First aid training. This is increasingly expected, particularly where venues or local authority lettings policies require it.
What does a teaching pathway in ballet actually look like?
Teaching pathways are rarely linear. A common route begins with assisting at a local dance school while studying for a Level 4 qualification, then building a teaching practice over several years before pursuing more advanced study. Some teachers run their own studios within a few years of qualifying. Others spend a decade performing before transitioning to teaching full-time.
Salary in the private sector varies widely. Glassdoor puts the UK average for dance teachers at working full time within a school at around £28,400 a year, with a typical range of £22,800 to £35,300. Hourly rates average around £20-£30 rising to £30-£40 for more experienced teachers and anything from £50 up for renowned teachers.

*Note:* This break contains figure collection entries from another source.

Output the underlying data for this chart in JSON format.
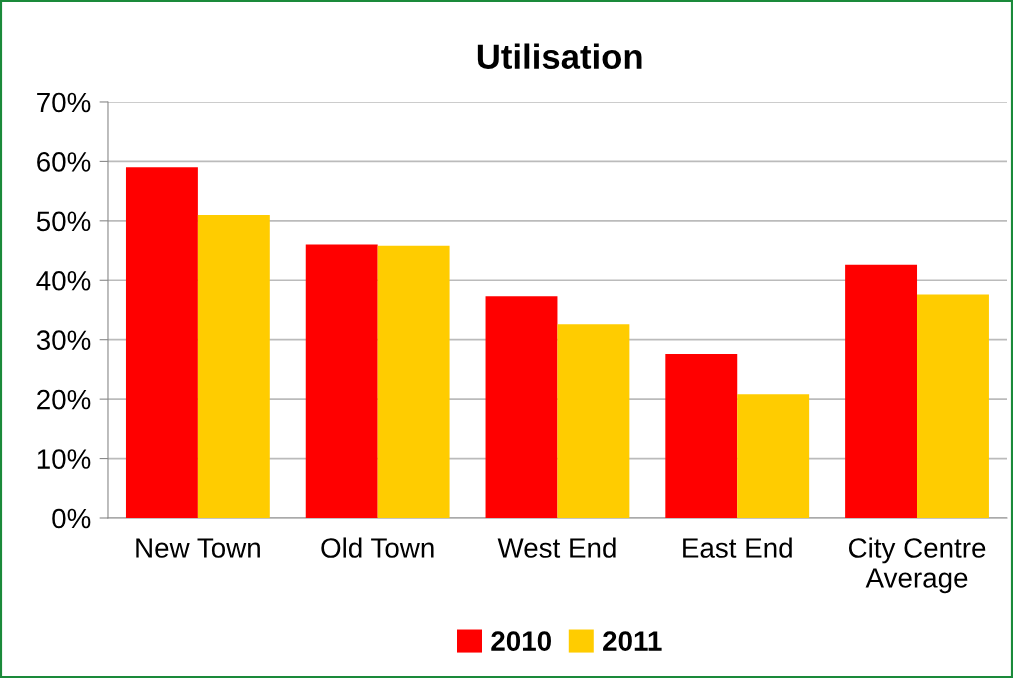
{
  "chart_data": {
    "type": "bar",
    "title": "Utilisation",
    "categories": [
      "New Town",
      "Old Town",
      "West End",
      "East End",
      "City Centre\nAverage"
    ],
    "series": [
      {
        "name": "2010",
        "color": "#ff0000",
        "values": [
          59,
          46,
          37.3,
          27.6,
          42.6
        ]
      },
      {
        "name": "2011",
        "color": "#ffcc00",
        "values": [
          51,
          45.8,
          32.6,
          20.8,
          37.6
        ]
      }
    ],
    "ylim": [
      0,
      70
    ],
    "yticks": [
      {
        "value": 0,
        "label": "0%"
      },
      {
        "value": 10,
        "label": "10%"
      },
      {
        "value": 20,
        "label": "20%"
      },
      {
        "value": 30,
        "label": "30%"
      },
      {
        "value": 40,
        "label": "40%"
      },
      {
        "value": 50,
        "label": "50%"
      },
      {
        "value": 60,
        "label": "60%"
      },
      {
        "value": 70,
        "label": "70%"
      }
    ],
    "grid": "y",
    "legend": "bottom"
  }
}
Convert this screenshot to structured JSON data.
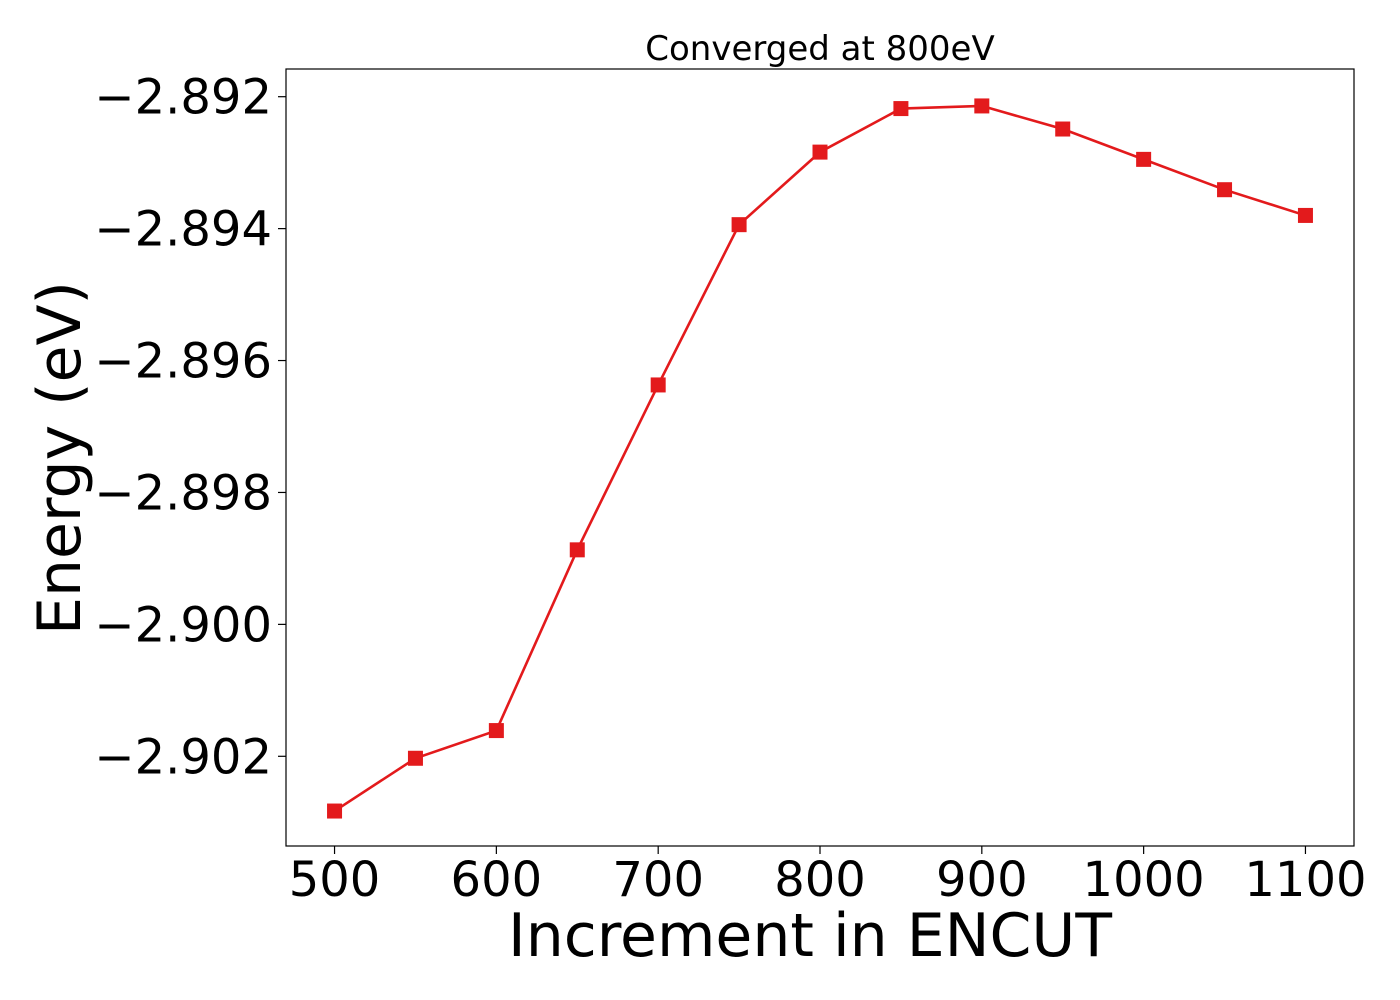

Teachers who run their own schools and build a full timetable can earn more, but the income is not usually stable in the early years and depends heavily on location, reputation and the number of students a teacher can attract and retain.
Perhaps more important than any single pathway is the habit of continuing to study. We hear this from teachers at every stage of their career.
‘I was always looking for more CPD opportunities,’ says Teacher Training Coordinator Lucy Scott, who completed our Inspire seminars before joining the School’s staff. ‘Inspire was perfect because I had official teaching qualifications and could say I was a ballet teacher, but there was still so much more to explore.’
Harris Beattie, a Soloist with Northern Ballet, attended our Inspire seminars while still performing. ‘I was made to feel at ease in a supportive, safe, judgement-free learning environment,’ he told Dance Informa, ‘something I greatly appreciated being younger and more inexperienced compared to other teachers attending the seminars.’
Lucy came to us with qualifications and wanted more depth. Harris came in from active performance and wanted teaching tools. Both found what they needed through the same programme. The starting point matters less than the commitment to keep questioning whether the way you teach today is the best way to teach tomorrow.
Start your teaching journey with us
If you are considering a move into ballet teaching, or if you are already teaching and ready for deeper study, we would love to hear from you. Whether you are drawn to the two-year Diploma of Classical Ballet Teaching, our shorter Inspire seminars and Enlighten webinars or our Affiliate Programme, we have a pathway designed for your career stage and goals.
Explore our full range of dance teacher training options and find the route that fits you.
Key takeaway
Becoming a ballet teacher is not defined by a single route. The most effective teachers combine technical knowledge, meaningful teaching experience, and a commitment to ongoing professional development: the kind of practice that never stops asking how to serve students better.